Nas falas, sinais de colaboração à vista, diz O Globo

Embora tenha evitado falar sobre a investigação a que responderá, pois está “sub júdice”, o empresário Eike Batista, ainda no aeroporto de Nova York, deu pistas de como vê os crimes de que foi acusado e sinais de que poderá acabar fazendo acordo de delação premiada. Mesmo sem citar nomes, disse que o esquema de corrupção dos governos é maior do que se imagina e que não era ele quem oferecia carona para governantes em seu avião — “os políticos é que o pressionavam a fazer isso.” Ele afirmou ainda que, em geral, os empresários são vítimas dos políticos corruptos. E disse que não acredita ter errado.

Eike negou que tenha tratado com algum advogado a possibilidade de propor um acordo de delação premiada, mas antecipou a disposição de colaborar com a Justiça, quando afirmou que “está na hora de ajudar a passar as coisas a limpo”.

Depois de acompanhar a chegada do empresário ao presídio Ary Franco, em Água Santa, na Zona Norte do Rio, o advogado Fernando Martins ressaltou que ainda não definiu a estratégia de defesa de seu cliente. Ele afirmou ainda que é cedo para falar sobre a hipótese de um acordo de colaboração premiada.

Todos viram a entrevista (dada no aeroporto de Nova York), no sentido de que ele prestará os esclarecimentos que a polícia e a Justiça solicitarem. Ainda não tive contato com meu cliente, então não definimos nenhuma linha de defesa — disse Martins, que, no entanto, não considerou as declarações de seu cliente como um prenúncio de delação. INTIMIDADE E BENEFÍCIOS Os laços do empresário com o ex-governador do Rio Sérgio Cabral, com quem dividiu também passeios e viagens, são reforçados pelo alto volume de propina que Eike teria pago ao amigo apenas segundo a Operação Calicute: US$ 16,5 milhões, segundo as investigações do Ministério Público Federal (MPF). Essa descoberta é que agora leva Eike à prisão.
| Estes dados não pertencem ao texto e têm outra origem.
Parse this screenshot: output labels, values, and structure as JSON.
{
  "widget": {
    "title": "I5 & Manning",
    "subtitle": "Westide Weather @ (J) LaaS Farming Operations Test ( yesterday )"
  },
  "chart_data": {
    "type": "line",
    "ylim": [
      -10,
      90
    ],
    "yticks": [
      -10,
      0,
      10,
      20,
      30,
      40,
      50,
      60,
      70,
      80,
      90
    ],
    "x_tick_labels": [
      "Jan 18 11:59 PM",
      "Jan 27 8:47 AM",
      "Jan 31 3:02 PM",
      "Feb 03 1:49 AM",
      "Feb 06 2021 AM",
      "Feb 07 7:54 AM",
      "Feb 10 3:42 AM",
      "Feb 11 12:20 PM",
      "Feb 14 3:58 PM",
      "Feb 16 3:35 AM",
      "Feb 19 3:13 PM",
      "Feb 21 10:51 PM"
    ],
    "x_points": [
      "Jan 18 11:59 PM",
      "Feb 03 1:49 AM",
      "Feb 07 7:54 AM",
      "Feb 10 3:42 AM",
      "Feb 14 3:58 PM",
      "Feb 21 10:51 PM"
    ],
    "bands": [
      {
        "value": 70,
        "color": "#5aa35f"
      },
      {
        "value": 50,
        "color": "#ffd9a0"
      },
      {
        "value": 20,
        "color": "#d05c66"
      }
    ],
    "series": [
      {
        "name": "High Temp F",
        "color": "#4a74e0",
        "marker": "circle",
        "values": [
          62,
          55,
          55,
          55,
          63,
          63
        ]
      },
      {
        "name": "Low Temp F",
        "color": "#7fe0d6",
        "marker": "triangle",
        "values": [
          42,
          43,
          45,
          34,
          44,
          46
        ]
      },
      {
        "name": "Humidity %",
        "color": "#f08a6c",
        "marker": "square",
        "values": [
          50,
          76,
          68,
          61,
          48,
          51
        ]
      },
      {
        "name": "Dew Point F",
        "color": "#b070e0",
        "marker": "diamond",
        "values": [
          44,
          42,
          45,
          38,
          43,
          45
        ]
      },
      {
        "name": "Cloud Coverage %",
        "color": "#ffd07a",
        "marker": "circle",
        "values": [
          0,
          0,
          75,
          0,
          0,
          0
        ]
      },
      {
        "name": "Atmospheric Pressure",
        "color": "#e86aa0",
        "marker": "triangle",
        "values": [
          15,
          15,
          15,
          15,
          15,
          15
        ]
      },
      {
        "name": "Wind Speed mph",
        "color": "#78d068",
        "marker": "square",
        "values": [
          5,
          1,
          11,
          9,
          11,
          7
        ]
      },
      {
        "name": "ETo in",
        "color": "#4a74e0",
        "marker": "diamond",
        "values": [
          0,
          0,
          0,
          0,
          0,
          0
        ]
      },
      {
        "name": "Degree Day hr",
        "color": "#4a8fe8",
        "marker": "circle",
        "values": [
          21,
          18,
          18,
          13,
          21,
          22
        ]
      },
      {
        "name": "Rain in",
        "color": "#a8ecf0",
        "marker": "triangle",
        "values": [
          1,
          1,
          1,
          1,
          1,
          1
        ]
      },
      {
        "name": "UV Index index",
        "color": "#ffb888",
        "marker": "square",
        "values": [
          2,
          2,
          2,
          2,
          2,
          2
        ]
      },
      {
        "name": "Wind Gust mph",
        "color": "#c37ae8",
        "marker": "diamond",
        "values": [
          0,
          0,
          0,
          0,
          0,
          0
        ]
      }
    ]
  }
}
As doações eleitorais do empresário realizadas nos últimos anos também apontam o trânsito de Eike entre outras personalidades da política de todo o país. De acordo com dados do Tribunal Superior Eleitoral (TSE), Eike doou, a maior parte como pessoa física, R$ 12,6 milhões a políticos e diretórios regionais de 13 partidos em oito estados, entre 2006 e 2012. Os partidos que receberam repasses foram PT, PMDB, PSDB, PP, PSD, PSB, DEM, PR, PDT, PV, PCdoB, PTB e PTC. Os estados dos políticos são Rio, Minas Gerais, Santa Catarina, Maranhão, Ceará, Mato Grosso do Sul, Amapá e o Distrito Federal.

Em depoimento à força-tarefa da Lava-Jato em maio, Eike admitiu ter feito pagamentos ao casal de marqueteiros João Santana e Mônica Moura a pedido do ex-ministro Guido Mantega (Fazenda) por despesas de campanha do PT. O empresário, no entanto, declarou que todas as demais doações realizadas foram “oficiais” e têm caráter “republicano”.

A palavra mais dita pelo empresário nos momentos antes do voo — quando se recusou a ir para a sala VIP destinadas aos passageiros com passagem na classe executiva — foi “espetacular”. Assim ele classificou o Brasil, as oportunidades e o futuro mais transparente que surgirá da Lava-Jato. Este futuro, acredita ele, vai facilitar que mais investidores façam coisas “grandiosas” como ele crê ter feito para o país.